Sonuç bekliyorum…ofiste bir günün daha bitmesini, arabama binip TEM trafiğine karışmayı ve yolda giderken akşama ne pişirsem diye düşünmeyi ve yemek yaparken içeceğim bir kadeh kırmızı şarabın hayalini kurmayı bekliyorum.
Seni anlıyorum.
Bir sürü şey yazdım buraya, hepsini sildim.
Hepsi üstten bakan, akıl veren gibi oldu sanki.
Onun için sadece ilk cümleyi bırakmaya karar verdim.
Bir de senin için dua ettim kendimce.
Sevgiler…
Sildiklerini de merak ettim ama akıl vermeyişine sevindim. Birilerinin anlaması güzel. Dua için de ayrıca teşekkürler. En çok neye canım sıkıldı biliyor musun…Ben de bunu yazdım ama sildim. Canımı sıkana neyin sıktığını o anda söyleyemediysem, burada söylemek anlamsız.

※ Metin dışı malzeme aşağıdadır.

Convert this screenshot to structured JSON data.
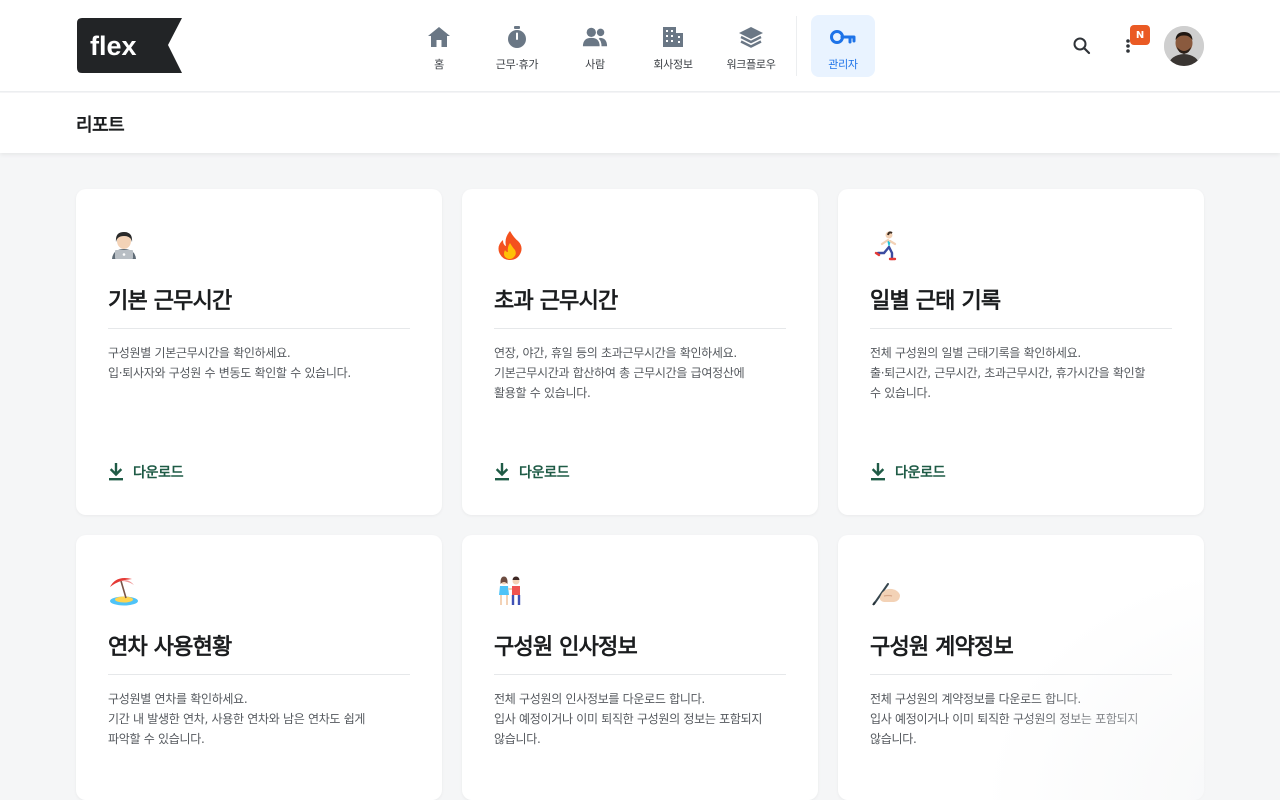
{
  "header": {
    "logo_text": "flex",
    "nav": [
      {
        "label": "홈",
        "icon": "home-icon"
      },
      {
        "label": "근무·휴가",
        "icon": "stopwatch-icon"
      },
      {
        "label": "사람",
        "icon": "people-icon"
      },
      {
        "label": "회사정보",
        "icon": "building-icon"
      },
      {
        "label": "워크플로우",
        "icon": "layers-icon"
      },
      {
        "label": "관리자",
        "icon": "key-icon",
        "active": true
      }
    ],
    "notification_badge": "N",
    "accent_color": "#1e73e8",
    "badge_color": "#ea5a24"
  },
  "page": {
    "title": "리포트"
  },
  "cards": [
    {
      "emoji": "woman-technologist-icon",
      "title": "기본 근무시간",
      "desc": [
        "구성원별 기본근무시간을 확인하세요.",
        "입·퇴사자와 구성원 수 변동도 확인할 수 있습니다."
      ],
      "download_label": "다운로드"
    },
    {
      "emoji": "fire-icon",
      "title": "초과 근무시간",
      "desc": [
        "연장, 야간, 휴일 등의 초과근무시간을 확인하세요.",
        "기본근무시간과 합산하여 총 근무시간을 급여정산에",
        "활용할 수 있습니다."
      ],
      "download_label": "다운로드"
    },
    {
      "emoji": "runner-icon",
      "title": "일별 근태 기록",
      "desc": [
        "전체 구성원의 일별 근태기록을 확인하세요.",
        "출·퇴근시간, 근무시간, 초과근무시간, 휴가시간을 확인할",
        "수 있습니다."
      ],
      "download_label": "다운로드"
    },
    {
      "emoji": "beach-umbrella-icon",
      "title": "연차 사용현황",
      "desc": [
        "구성원별 연차를 확인하세요.",
        "기간 내 발생한 연차, 사용한 연차와 남은 연차도 쉽게",
        "파악할 수 있습니다."
      ],
      "download_label": ""
    },
    {
      "emoji": "couple-icon",
      "title": "구성원 인사정보",
      "desc": [
        "전체 구성원의 인사정보를 다운로드 합니다.",
        "입사 예정이거나 이미 퇴직한 구성원의 정보는 포함되지",
        "않습니다."
      ],
      "download_label": ""
    },
    {
      "emoji": "writing-hand-icon",
      "title": "구성원 계약정보",
      "desc": [
        "전체 구성원의 계약정보를 다운로드 합니다.",
        "입사 예정이거나 이미 퇴직한 구성원의 정보는 포함되지",
        "않습니다."
      ],
      "download_label": ""
    }
  ],
  "download_color": "#1f5b46"
}
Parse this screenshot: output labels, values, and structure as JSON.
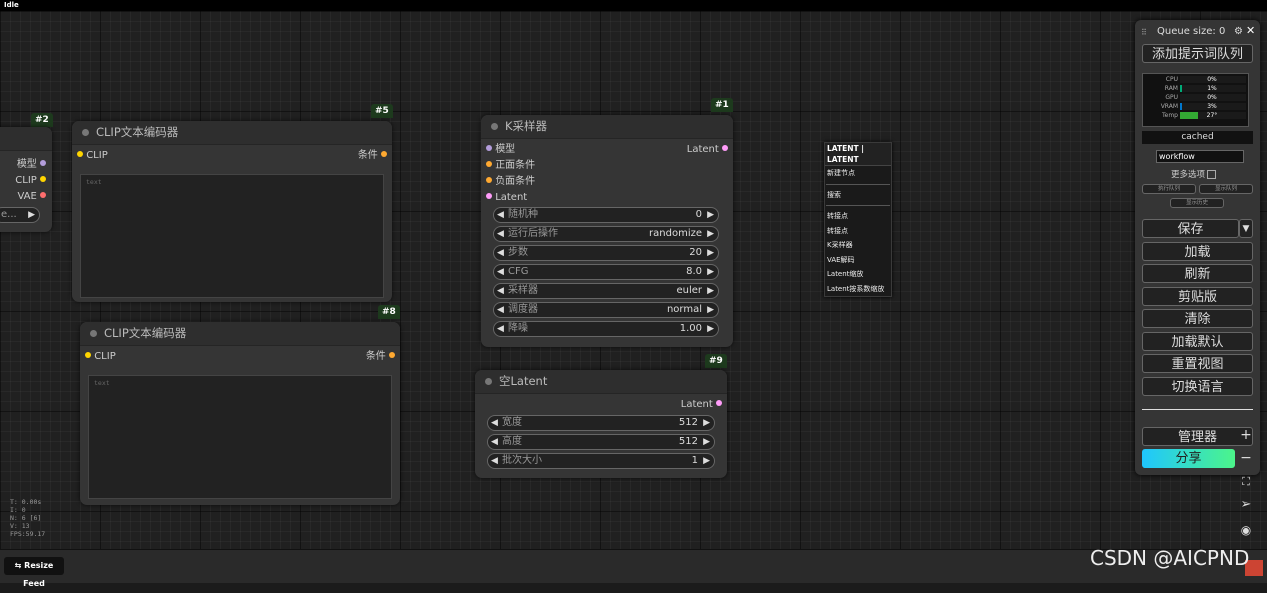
{
  "status": "Idle",
  "nodes": {
    "loader": {
      "badge": "#2",
      "outputs": [
        "模型",
        "CLIP",
        "VAE"
      ],
      "widget_value": "e..."
    },
    "clip5": {
      "badge": "#5",
      "title": "CLIP文本编码器",
      "input": "CLIP",
      "output": "条件",
      "text_placeholder": "text"
    },
    "clip8": {
      "badge": "#8",
      "title": "CLIP文本编码器",
      "input": "CLIP",
      "output": "条件",
      "text_placeholder": "text"
    },
    "ksampler": {
      "badge": "#1",
      "title": "K采样器",
      "inputs": [
        "模型",
        "正面条件",
        "负面条件",
        "Latent"
      ],
      "output": "Latent",
      "widgets": [
        {
          "label": "随机种",
          "value": "0"
        },
        {
          "label": "运行后操作",
          "value": "randomize"
        },
        {
          "label": "步数",
          "value": "20"
        },
        {
          "label": "CFG",
          "value": "8.0"
        },
        {
          "label": "采样器",
          "value": "euler"
        },
        {
          "label": "调度器",
          "value": "normal"
        },
        {
          "label": "降噪",
          "value": "1.00"
        }
      ]
    },
    "latent": {
      "badge": "#9",
      "title": "空Latent",
      "output": "Latent",
      "widgets": [
        {
          "label": "宽度",
          "value": "512"
        },
        {
          "label": "高度",
          "value": "512"
        },
        {
          "label": "批次大小",
          "value": "1"
        }
      ]
    }
  },
  "context_menu": {
    "header": "LATENT | LATENT",
    "group1": [
      "新建节点"
    ],
    "group2": [
      "搜索"
    ],
    "group3": [
      "转接点",
      "转接点",
      "K采样器",
      "VAE解码",
      "Latent缩放",
      "Latent按系数缩放"
    ]
  },
  "panel": {
    "queue_size": "Queue size: 0",
    "add_prompt_queue": "添加提示词队列",
    "monitor": [
      {
        "label": "CPU",
        "value": "0%",
        "fill": 0,
        "color": "#0a7"
      },
      {
        "label": "RAM",
        "value": "1%",
        "fill": 0.01,
        "color": "#0a7"
      },
      {
        "label": "GPU",
        "value": "0%",
        "fill": 0,
        "color": "#0a7"
      },
      {
        "label": "VRAM",
        "value": "3%",
        "fill": 0.03,
        "color": "#07c"
      },
      {
        "label": "Temp",
        "value": "27°",
        "fill": 0.27,
        "color": "#3a3"
      }
    ],
    "cached": "cached",
    "workflow_value": "workflow",
    "more_options": "更多选项",
    "exec_queue": "执行队列",
    "show_queue": "显示队列",
    "show_history": "显示历史",
    "save": "保存",
    "buttons": [
      "加载",
      "刷新",
      "剪贴版",
      "清除",
      "加载默认",
      "重置视图",
      "切换语言"
    ],
    "manager": "管理器",
    "share": "分享"
  },
  "stats": [
    "T: 0.00s",
    "I: 0",
    "N: 6 [6]",
    "V: 13",
    "FPS:59.17"
  ],
  "resize_feed": "Resize Feed",
  "watermark": "CSDN @AICPND",
  "colors": {
    "model_slot": "#b39ddb",
    "clip_slot": "#ffd500",
    "vae_slot": "#ff6e6e",
    "cond_slot": "#ffa931",
    "latent_slot": "#ff9cf9",
    "share_gradient_start": "#1fc6ff",
    "share_gradient_end": "#4cf58a"
  }
}
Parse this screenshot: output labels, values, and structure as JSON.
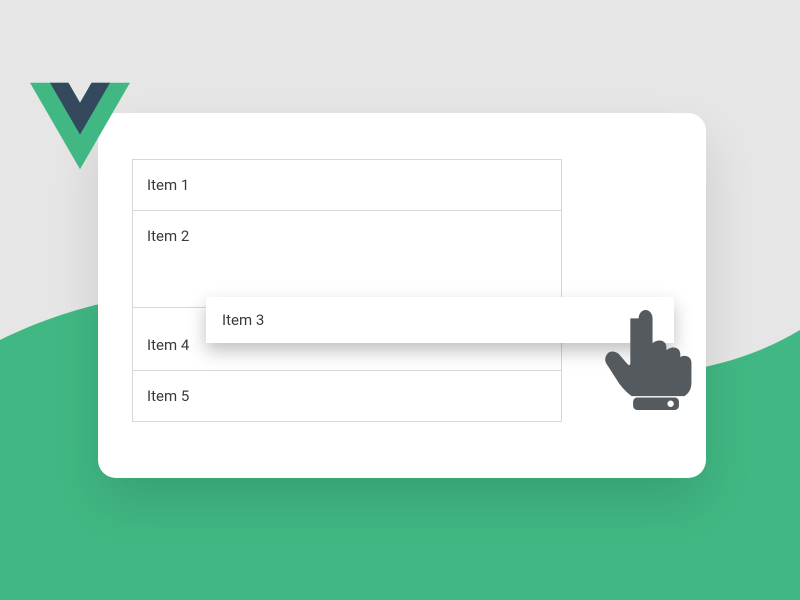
{
  "list": {
    "items": [
      {
        "label": "Item 1"
      },
      {
        "label": "Item 2"
      },
      {
        "label": "Item 3"
      },
      {
        "label": "Item 4"
      },
      {
        "label": "Item 5"
      }
    ]
  },
  "icons": {
    "logo": "vue-logo",
    "pointer": "pointer-hand-icon"
  }
}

Neyse…bu hafta artık bitiyor ve yarın güzel bir gün olacak çünkü Esra’lar ve Arzu’lar akşam bize gelecekler. Sizin de burada olmanızı ve bize katılmanızı, bizim küçük evimizde öğrencilik günlerinize kısa bir dönüş yapmanızı dilerdim. Sonuç, yarın sevdiğim insanlar için yemek pişirmek bana iyi gelecek. Söz; fazla anlatıp sizi özendirmeyeceğiz. Sevgiler, evdekilere selamlar.
Ay bizden bahsedildi. ce-eee demeden gitmeyeyim. Çok Taksim Meydanı sloganı gibi olacak ama: “Hepimiz Başı Kesik Tavuğuz” demeden de edemedim.
Selgin yüzünü neyin güldüreceğini biliyorum: Nasıl yetişiyorsun bunlara kuzum? Senin günün 30 saat filan mı? Bak karın arasından güneş yüzünü gösterdi.
Sen bunları yazdığın sırada hala kar yağıyordu ama şükür şu saatte artık kesildi. Normalde de başı kesik tavuk halim var ama bu ara işte gerçekten çıldırma noktasına geldim ki, sanırım bu iki yılda ilk kez oluyor. Bir ara çığlık atarak kaçmak ya da birilerine feci hönkürmek istedim. Bir de şu kar içimi feci daralttı. Öyle yani…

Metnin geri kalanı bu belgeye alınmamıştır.